Dass ich jahrelang regelmäßig mit dem Fahrrad 15km zur Schule hin und auch wieder zurück fuhr oder aus purer Langeweile im Schwimmbad vierzig Fünfzigmeterbahnen abrockte, bis mir die Augen brannten, dass ich als Teenager Paris mehrfach zu Fuß durchquerte, weil ich kein Geld für eine Metrokarte hatte und man da unten ja nicht viel sieht, das alles hatte doch nichts mit Sport zu tun. Zu Fuß gehen war einfach die natürliche Art, sich fort zu bewegen. Warum auf einen Bus warten, wenn die Strecke auf den eigene Beinen schneller zurück gelegt war, als der Bus brauchte, um fauchend seine Türen zu öffnen, wieder zu schließen und sich schwankend in Bewegung zu setzen. Und dann diese Autos mit ihren weichen Sitzen, die so tief waren, dass man als Kind von der Außenwelt nichts mitbekam. Ein Auto ist für mich bis heute das Gegenteil von Freiheit. Aber rennen, das ist Freiheit, schnell wie ein wildes Tier, ungebremst wie der Wind, kraftvoll, wie ich immer gerne gewesen wäre. Rennen, das ist wie fliegen mit Bodenkontakt.
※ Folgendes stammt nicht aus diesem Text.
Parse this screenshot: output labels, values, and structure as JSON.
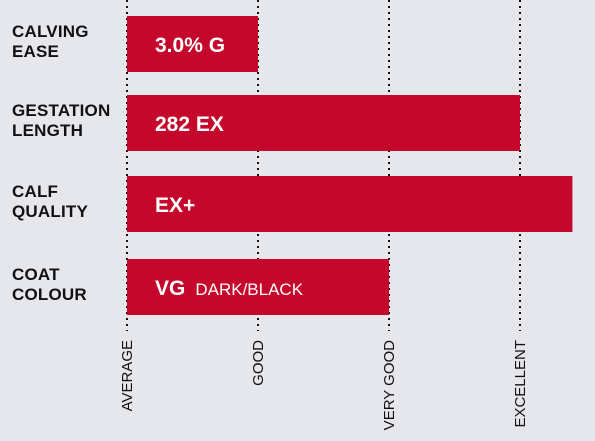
{
  "chart_data": {
    "type": "bar",
    "orientation": "horizontal",
    "categories": [
      [
        "CALVING",
        "EASE"
      ],
      [
        "GESTATION",
        "LENGTH"
      ],
      [
        "CALF",
        "QUALITY"
      ],
      [
        "COAT",
        "COLOUR"
      ]
    ],
    "values": [
      1,
      3,
      3.4,
      2
    ],
    "bar_labels": [
      {
        "value": "3.0% G",
        "note": ""
      },
      {
        "value": "282 EX",
        "note": ""
      },
      {
        "value": "EX+",
        "note": ""
      },
      {
        "value": "VG",
        "note": "DARK/BLACK"
      }
    ],
    "x_tick_labels": [
      "AVERAGE",
      "GOOD",
      "VERY GOOD",
      "EXCELLENT"
    ],
    "xlim": [
      0,
      3.4
    ],
    "grid": "vertical dotted",
    "colors": {
      "bar": "#c4072a",
      "background": "#e6e6ed",
      "text": "#111111",
      "bar_text": "#ffffff",
      "grid": "#111111"
    }
  }
}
Als Kind rannte ich beispielsweise häufig zum Schulbus. Ich war nie spät dran. Dennoch rannte ich. Der Lederranzen auf meinem Rücken brachte mich bei jedem Schritt gehörig ins Schwanken, warf mich fast aus der Spur. Die losen Stifte im Ranzen, vergammelten Schulbrotreste, verwaisten Wachsmalblöckchen rappelten wild und vielstimmig darin herum und hinterließen rhythmische Gemälde auf den Heften. Trotz dieser erschwerten Bedingungen bin ich gerannt. Einfach so. Und heute mache ich das immer noch. Mal renne ich ein Stück zur Bahn, mal die Treppen hoch und je nach Schuhwerk auch schon mal hinunter, renne zum Briefkasten und wieder zurück und renne mehrfach zwischen halb sechs und halb sieben Uhr morgens zwischen unseren beiden Häusern hin und her, bis ich alles zusammen habe, was die Familie für den Start in den Tag braucht, vom Turnbeutel über die Margarine bis zum linken Fausthandschuh. Und wo ist überhaupt schon wieder mein Handykabel? Spätestens nach dem dritten Sprint bin ich hell wach.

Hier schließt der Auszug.